Bloomberg : Terafab sollicite du matériel à puce alors que la vision originale s’estompe

Bloomberg a rapporté le 15 avril que le personnel travaillant pour le projet Terafab dirigé par Elon Musk avait contacté des fournisseurs d’équipements de puces, notamment Applied Materials, Tokyo Electron et Lam Research, pour obtenir des devis et des délais de livraison pour une gamme d’outils de fabrication, notamment des photomasques, des substrats, des graveurs, des déposants et des testeurs. Dernière indication selon laquelle le projet est nettement moins indépendant que ce que Musk avait initialement promis, son équipe aurait également demandé l’aide de Samsung.

La sensibilisation donne davantage de forme au projet Terafab, après sa révélation officielle fin mars et la signature d’Intel la semaine dernière. Les représentants ont demandé des estimations de prix rapides tout en fournissant des informations limitées sur les produits concernés – pour citer « la vitesse de la lumière » – une tendance cohérente avec les achats précoces où les spécifications ne sont pas encore fixées.

La date de début 2029 est en soi remarquable. Lorsque Musk a présenté Terafab le 21 mars, aucun calendrier de construction significatif n’a été donné ; la présentation était plutôt centrée sur des objectifs ambitieux à long terme qui n’étaient sans doute pas très réalistes. Parmi eux : un térawatt de capacité de calcul annuelle, soit environ le double de la production totale actuelle de puces aux États-Unis, et 40 à 50 fois la production mondiale de puces d’IA en particulier. Musk a également suggéré que le projet produirait un million de démarrages de tranches par mois.

L’émergence de 2029 comme objectif de travail, dans près de quatre ans, constitue un cadre plus solide que ne le laissait entendre la présentation de mars, bien qu’il reste dépendant d’un projet qui n’a pas encore démarré ni finalisé sa conception. La plupart des délais explicitement évoqués lors de la présentation originale concernaient des objectifs à court terme, comme le lancement d’échantillons techniques en petits lots de la puce AI5 fin 2026.

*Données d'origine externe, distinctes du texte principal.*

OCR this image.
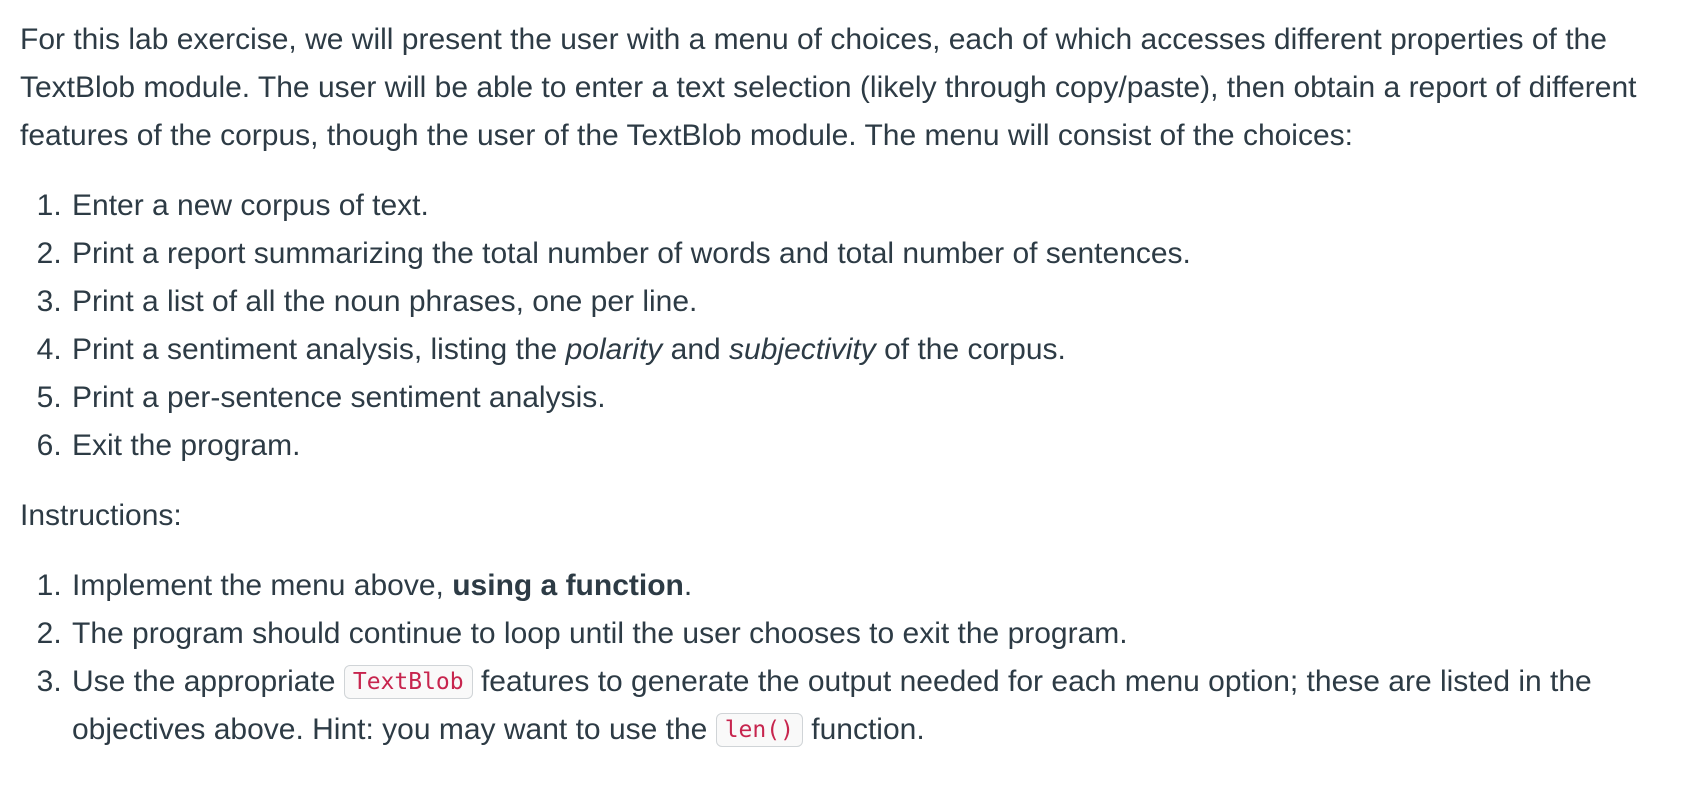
For this lab exercise, we will present the user with a menu of choices, each of which accesses different properties of the TextBlob module. The user will be able to enter a text selection (likely through copy/paste), then obtain a report of different features of the corpus, though the user of the TextBlob module. The menu will consist of the choices:

1. Enter a new corpus of text.
2. Print a report summarizing the total number of words and total number of sentences.
3. Print a list of all the noun phrases, one per line.
4. Print a sentiment analysis, listing the polarity and subjectivity of the corpus.
5. Print a per-sentence sentiment analysis.
6. Exit the program.

Instructions:

1. Implement the menu above, using a function.
2. The program should continue to loop until the user chooses to exit the program.
3. Use the appropriate TextBlob features to generate the output needed for each menu option; these are listed in the objectives above. Hint: you may want to use the len() function.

Plus révélateur est ce que confirme l’information fournie par les fournisseurs à propos de la structure de Terafab. Lorsque Musk a dévoilé le projet, le cadre était explicite : Tesla et SpaceX construiraient une opération de semi-conducteurs verticalement intégrée pour mettre fin à leur dépendance à l’égard de TSMC, Samsung et d’autres fournisseurs externes. En théorie, cela le protégerait des perturbations géopolitiques et de la chaîne d’approvisionnement de plus en plus courantes dans le secteur manufacturier moderne.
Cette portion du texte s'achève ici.